The International Monetary Fund (IMF) issued a pretty stark warning this week about the impact of a ‘no deal’ scenario for the UK economy. However, it also stated that all the likely Brexit scenarios will have costs for the UK economy. As the single most important export market for indigenous Irish exporters, the risks to the real Irish economy are very clear and very stark.
Last weekend, Nouriel Roubini, who is a professor at NYU’s Stern School of Business, and a guy who proved very prescient a decade ago, issued some pretty stark warnings about the real risks to the global economy. He cited a number of risk factors, including the unsustainable nature of US fiscal policy; an overheated US economy and the consequent upside for US interest rates; rising inflation and interest rates in other economies; Trump’s trade dispute with China, which incidentally saw further tariffs on $200 billion worth of Chinese goods being announced this week; Trump’s policies towards immigration and critical investment; fragile emerging markets; the debt dynamics in the Euro Zone and the still incomplete monetary union; and the vulnerability of frothy equity markets.
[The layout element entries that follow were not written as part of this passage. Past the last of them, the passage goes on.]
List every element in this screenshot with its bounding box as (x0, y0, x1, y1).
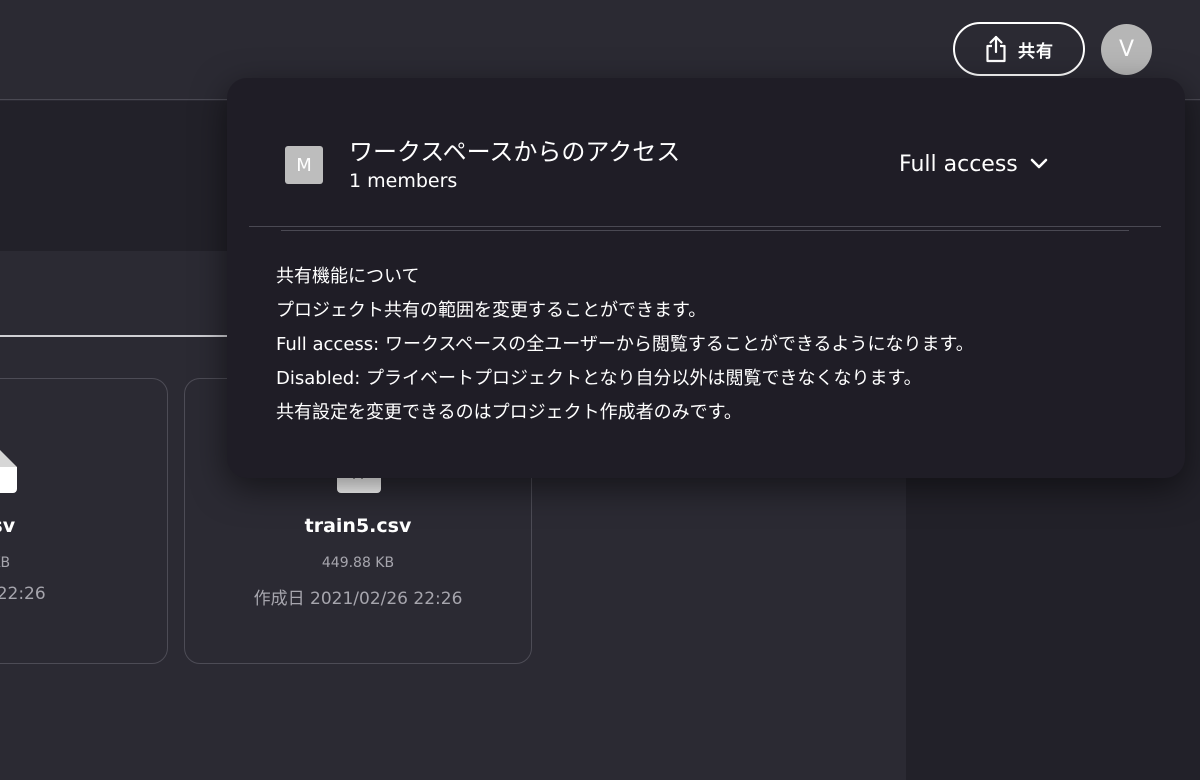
file-name: train5.csv (304, 515, 412, 537)
file-size: 8 KB (0, 555, 11, 571)
app-window: 共有 V .csv 8 KB 02/26 22:26 train5.csv 44… (0, 0, 1200, 780)
access-level-dropdown[interactable]: Full access (899, 146, 1048, 182)
help-heading: 共有機能について (276, 266, 420, 287)
file-created-date: 作成日 2021/02/26 22:26 (253, 589, 463, 609)
file-created-date: 02/26 22:26 (0, 584, 46, 604)
workspace-members-count: 1 members (349, 170, 458, 192)
divider (249, 226, 1161, 227)
share-settings-popover: M ワークスペースからのアクセス 1 members Full access 共… (227, 78, 1185, 478)
file-icon (0, 439, 17, 493)
file-name: .csv (0, 515, 16, 537)
access-level-value: Full access (899, 151, 1018, 177)
help-line-disabled: Disabled: プライベートプロジェクトとなり自分以外は閲覧できなくなります… (276, 368, 922, 389)
chevron-down-icon (1030, 155, 1048, 174)
help-line: プロジェクト共有の範囲を変更することができます。 (276, 300, 707, 321)
help-line: 共有設定を変更できるのはプロジェクト作成者のみです。 (276, 402, 742, 423)
user-avatar[interactable]: V (1101, 24, 1152, 75)
file-size: 449.88 KB (321, 555, 395, 571)
workspace-icon: M (285, 146, 323, 184)
share-label: 共有 (1018, 41, 1054, 62)
active-tab-indicator (0, 335, 232, 337)
file-card[interactable]: .csv 8 KB 02/26 22:26 (0, 378, 168, 664)
share-button[interactable]: 共有 (953, 22, 1085, 76)
sharing-help-text: 共有機能について プロジェクト共有の範囲を変更することができます。 Full a… (276, 260, 1166, 430)
workspace-access-title: ワークスペースからのアクセス (349, 138, 681, 166)
divider (281, 230, 1129, 231)
help-line-full-access: Full access: ワークスペースの全ユーザーから閲覧することができるよう… (276, 334, 974, 355)
share-icon (984, 35, 1008, 63)
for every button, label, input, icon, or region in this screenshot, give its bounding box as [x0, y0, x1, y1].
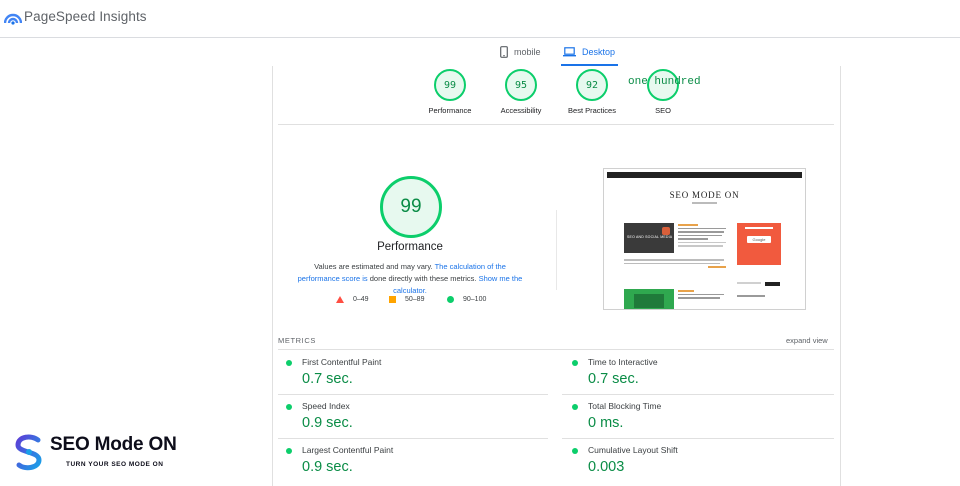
pass-indicator-icon — [572, 404, 578, 410]
gauge-accessibility[interactable]: 95 Accessibility — [495, 69, 547, 115]
performance-title: Performance — [377, 241, 443, 253]
metric-name: Time to Interactive — [588, 357, 658, 367]
gauge-seo-label: SEO — [655, 106, 671, 115]
legend-average-label: 50–89 — [405, 296, 425, 303]
preview-search-button — [765, 282, 780, 286]
section-divider — [278, 124, 834, 125]
performance-note: Values are estimated and may vary. The c… — [294, 261, 526, 297]
preview-tagline-line — [692, 202, 717, 204]
legend-fail: 0–49 — [336, 296, 369, 303]
gauge-accessibility-score: 95 — [505, 69, 537, 101]
preview-post-thumbnail-2 — [624, 289, 674, 309]
seo-score-overlay-text: one hundred — [628, 76, 701, 88]
metrics-heading: METRICS — [278, 336, 316, 345]
preview-thumb-badge — [662, 227, 670, 235]
metrics-row-divider — [278, 438, 548, 439]
metric-value: 0.7 sec. — [302, 371, 353, 387]
performance-gauge: 99 — [380, 176, 442, 238]
metrics-divider — [278, 349, 834, 350]
pass-indicator-icon — [286, 448, 292, 454]
tab-desktop[interactable]: Desktop — [560, 40, 619, 66]
preview-google-label: Google — [747, 236, 771, 243]
metrics-row-divider — [562, 438, 834, 439]
metrics-row-divider — [278, 394, 548, 395]
tab-mobile-label: mobile — [514, 47, 541, 57]
metric-value: 0.003 — [588, 459, 625, 475]
gauge-performance[interactable]: 99 Performance — [424, 69, 476, 115]
preview-site-title: SEO MODE ON — [669, 190, 740, 200]
metric-value: 0 ms. — [588, 415, 624, 431]
metric-name: Total Blocking Time — [588, 401, 662, 411]
gauge-accessibility-label: Accessibility — [500, 106, 542, 115]
metric-name: Largest Contentful Paint — [302, 445, 394, 455]
orange-square-icon — [389, 296, 396, 303]
tab-mobile[interactable]: mobile — [500, 40, 541, 64]
pass-indicator-icon — [572, 360, 578, 366]
final-screenshot-preview: SEO MODE ON SEO AND SOCIAL MEDIA Google — [603, 168, 806, 310]
legend-pass: 90–100 — [447, 296, 486, 303]
pagespeed-logo-icon[interactable] — [4, 9, 22, 25]
gauge-performance-label: Performance — [428, 106, 472, 115]
metric-name: Cumulative Layout Shift — [588, 445, 678, 455]
preview-post-text — [678, 224, 728, 249]
vertical-separator — [556, 210, 557, 290]
tab-desktop-label: Desktop — [582, 47, 616, 57]
preview-thumb-caption: SEO AND SOCIAL MEDIA — [627, 235, 673, 239]
watermark-tagline: TURN YOUR SEO MODE ON — [66, 461, 164, 468]
metrics-row-divider — [562, 394, 834, 395]
red-triangle-icon — [336, 296, 344, 303]
pass-indicator-icon — [286, 404, 292, 410]
green-circle-icon — [447, 296, 454, 303]
preview-nav-bar — [607, 172, 802, 178]
phone-icon — [500, 46, 508, 58]
legend-fail-label: 0–49 — [353, 296, 369, 303]
seo-mode-on-watermark: SEO Mode ON TURN YOUR SEO MODE ON — [12, 432, 212, 478]
metric-name: Speed Index — [302, 401, 350, 411]
legend-average: 50–89 — [389, 296, 424, 303]
metric-name: First Contentful Paint — [302, 357, 382, 367]
expand-view-toggle[interactable]: expand view — [786, 336, 828, 345]
gauge-best-practices[interactable]: 92 Best Practices — [566, 69, 618, 115]
legend-pass-label: 90–100 — [463, 296, 487, 303]
gauge-best-practices-score: 92 — [576, 69, 608, 101]
note-text: Values are estimated and may vary. — [314, 262, 433, 271]
metric-value: 0.9 sec. — [302, 415, 353, 431]
gauge-performance-score: 99 — [434, 69, 466, 101]
brand-title[interactable]: PageSpeed Insights — [24, 9, 147, 24]
preview-sidebar-heading — [737, 295, 777, 299]
note-text-2: done directly with these metrics. — [369, 274, 477, 283]
gauge-best-practices-label: Best Practices — [568, 106, 616, 115]
metric-value: 0.7 sec. — [588, 371, 639, 387]
top-bar: PageSpeed Insights — [0, 0, 960, 38]
watermark-brand-name: SEO Mode ON — [50, 434, 177, 455]
preview-sidebar-banner: Google — [737, 223, 781, 265]
metric-value: 0.9 sec. — [302, 459, 353, 475]
laptop-icon — [563, 47, 576, 57]
pass-indicator-icon — [572, 448, 578, 454]
preview-excerpt — [624, 259, 728, 270]
seo-mode-on-logo-icon — [15, 434, 42, 471]
preview-post-thumbnail: SEO AND SOCIAL MEDIA — [624, 223, 674, 253]
pass-indicator-icon — [286, 360, 292, 366]
preview-search-box — [737, 282, 763, 286]
preview-post-text-2 — [678, 290, 728, 301]
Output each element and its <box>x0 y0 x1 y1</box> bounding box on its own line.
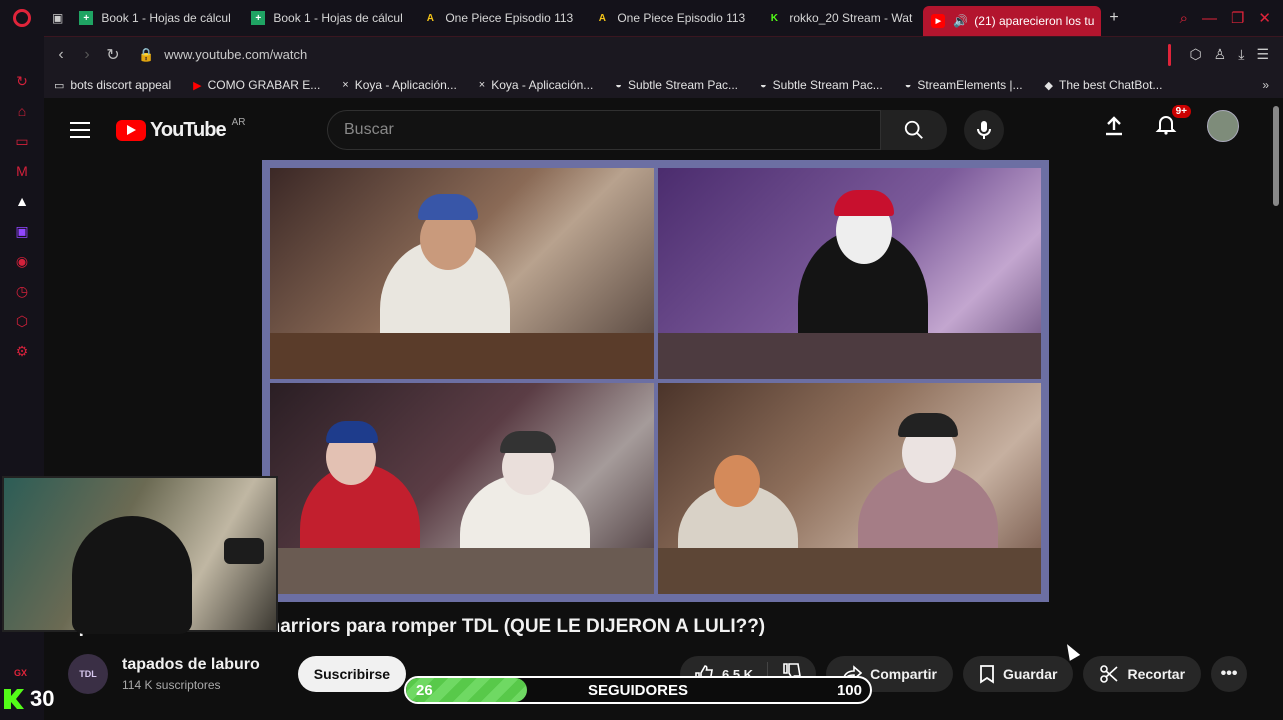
minimize-icon[interactable]: — <box>1202 10 1217 27</box>
youtube-logo[interactable]: YouTube AR <box>116 117 245 142</box>
save-button[interactable]: Guardar <box>962 656 1074 692</box>
download-icon[interactable]: ⤓ <box>1238 46 1244 63</box>
diamond-icon: ◆ <box>1044 79 1054 92</box>
scrollbar[interactable] <box>1273 106 1279 206</box>
x-icon: × <box>342 79 349 91</box>
new-tab-button[interactable]: + <box>1101 0 1126 36</box>
bookmark-item[interactable]: ◒ Subtle Stream Pac... <box>760 78 883 92</box>
tab-youtube-active[interactable]: ▶ 🔊 (21) aparecieron los tu <box>923 6 1102 36</box>
viewer-count: 30 <box>30 686 55 711</box>
gx-label: GX <box>14 668 28 678</box>
clip-button[interactable]: Recortar <box>1083 656 1202 692</box>
tab-onepiece-2[interactable]: A One Piece Episodio 113 <box>587 0 759 36</box>
bag-icon: ◒ <box>760 79 767 91</box>
bookmark-icon <box>980 665 994 684</box>
youtube-icon: ▶ <box>931 14 946 28</box>
menu-icon[interactable]: ☰ <box>1256 46 1269 63</box>
youtube-play-icon <box>116 119 146 141</box>
search-tabs-icon[interactable]: ⌕ <box>1180 10 1188 27</box>
bookmark-item[interactable]: × Koya - Aplicación... <box>479 78 594 92</box>
search-button[interactable] <box>881 110 947 150</box>
tab-sheets-1[interactable]: + Book 1 - Hojas de cálcul <box>71 0 243 36</box>
url-field[interactable]: 🔒 www.youtube.com/watch <box>138 47 307 63</box>
forward-icon[interactable]: › <box>74 46 100 64</box>
back-icon[interactable]: ‹ <box>48 46 74 64</box>
followers-goal: 100 <box>836 682 862 699</box>
scissors-icon <box>1100 665 1118 683</box>
bag-icon: ◒ <box>904 79 912 91</box>
af-icon: A <box>598 12 606 24</box>
address-bar: ‹ › ↻ 🔒 www.youtube.com/watch ⬡ ♙ ⤓ ☰ <box>44 36 1283 72</box>
bag-icon: ◒ <box>615 79 622 91</box>
menu-icon[interactable] <box>70 122 90 138</box>
x-icon: × <box>478 79 486 91</box>
more-icon: ••• <box>1220 665 1238 682</box>
mic-icon <box>977 121 991 139</box>
notifications-button[interactable]: 9+ <box>1155 104 1191 140</box>
youtube-header: YouTube AR Buscar 9+ <box>44 98 1269 162</box>
settings-icon[interactable]: ⚙ <box>13 342 31 360</box>
search-icon <box>904 120 923 139</box>
bookmark-item[interactable]: × Koya - Aplicación... <box>342 78 457 92</box>
bookmark-item[interactable]: ◆ The best ChatBot... <box>1045 78 1163 92</box>
subscribe-button[interactable]: Suscribirse <box>297 656 407 692</box>
sheets-icon: + <box>79 11 94 25</box>
bookmark-item[interactable]: ◒ StreamElements |... <box>905 78 1023 92</box>
video-player[interactable] <box>262 160 1049 602</box>
folder-icon: ▭ <box>54 79 65 92</box>
channel-name[interactable]: tapados de laburo <box>122 656 260 674</box>
kick-sidebar-icon[interactable]: ▲ <box>13 192 31 210</box>
profile-icon[interactable]: ♙ <box>1214 46 1227 63</box>
close-icon[interactable]: ✕ <box>1258 9 1271 27</box>
avatar[interactable] <box>1207 110 1239 142</box>
tab-icon-game[interactable]: ▣ <box>44 0 71 36</box>
webcam-overlay <box>2 476 278 634</box>
opera-logo-icon[interactable] <box>0 0 44 36</box>
bookmark-item[interactable]: ▭ bots discort appeal <box>54 78 171 92</box>
voice-search-button[interactable] <box>964 110 1004 150</box>
search-input[interactable]: Buscar <box>327 110 881 150</box>
tv-icon[interactable]: ▭ <box>13 132 31 150</box>
browser-tab-bar: ▣ + Book 1 - Hojas de cálcul + Book 1 - Ho… <box>0 0 1283 36</box>
followers-goal-bar: 26 SEGUIDORES 100 <box>404 676 872 704</box>
video-frame-top-left <box>270 168 654 379</box>
af-icon: A <box>426 12 434 24</box>
music-icon[interactable]: ◉ <box>13 252 31 270</box>
subscriber-count: 114 K suscriptores <box>122 678 221 692</box>
video-frame-top-right <box>657 168 1041 379</box>
history-icon[interactable]: ◷ <box>13 282 31 300</box>
more-actions-button[interactable]: ••• <box>1211 656 1248 692</box>
kick-viewer-counter: 30 <box>0 684 64 714</box>
divider <box>1168 43 1172 66</box>
tab-sheets-2[interactable]: + Book 1 - Hojas de cálcul <box>243 0 415 36</box>
followers-label: SEGUIDORES <box>587 682 689 699</box>
bookmarks-bar: ▭ bots discort appeal ▶ COMO GRABAR E... ×… <box>44 72 1283 98</box>
refresh-icon[interactable]: ↻ <box>13 72 31 90</box>
video-frame-bottom-right <box>657 383 1041 594</box>
bookmark-item[interactable]: ▶ COMO GRABAR E... <box>193 78 320 92</box>
reload-icon[interactable]: ↻ <box>100 45 126 65</box>
lock-icon: 🔒 <box>138 46 155 62</box>
notification-badge: 9+ <box>1171 104 1191 118</box>
tab-onepiece-1[interactable]: A One Piece Episodio 113 <box>415 0 587 36</box>
twitch-icon[interactable]: ▣ <box>13 222 31 240</box>
bookmark-item[interactable]: ◒ Subtle Stream Pac... <box>615 78 738 92</box>
extensions-icon[interactable]: ⬡ <box>13 312 31 330</box>
extensions-icon[interactable]: ⬡ <box>1189 46 1201 63</box>
channel-avatar[interactable]: TDL <box>68 654 108 694</box>
bag-icon[interactable]: ⌂ <box>13 102 31 120</box>
m-icon[interactable]: M <box>13 162 31 180</box>
restore-icon[interactable]: ❐ <box>1231 9 1244 27</box>
youtube-icon: ▶ <box>193 79 202 92</box>
speaker-icon[interactable]: 🔊 <box>953 14 968 28</box>
upload-icon[interactable] <box>1103 115 1125 137</box>
tab-kick-stream[interactable]: Krokko_20 Stream - Wat <box>759 0 923 36</box>
sheets-icon: + <box>251 11 266 25</box>
kick-icon: K <box>770 12 778 24</box>
more-bookmarks-icon[interactable]: » <box>1262 78 1269 92</box>
video-frame-bottom-left <box>270 383 654 594</box>
kick-icon <box>4 689 24 709</box>
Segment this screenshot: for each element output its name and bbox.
His key point is that in the event of these risk factors feeding through to economic difficulties, policy makers will not have much ammunition in their arsenals to tackle the problems, unlike a decade ago when sharp interest rate cuts, Quantitative Easing and fiscal expansion were all possibilities. There is limited scope for any of these policy options today. He concludes that ‘when it comes, the next crisis and recession could be even more severe and prolonged than the last’.
For a country such as Ireland, with a very high and dangerous level of government debt and with a very stretched housing market, the risks are very real. The Minister for Finance will need to be mindful of the vulnerabilities of the small open Irish economy and adopt a very conservative and cautious approach to fiscal policy in Budget 2019.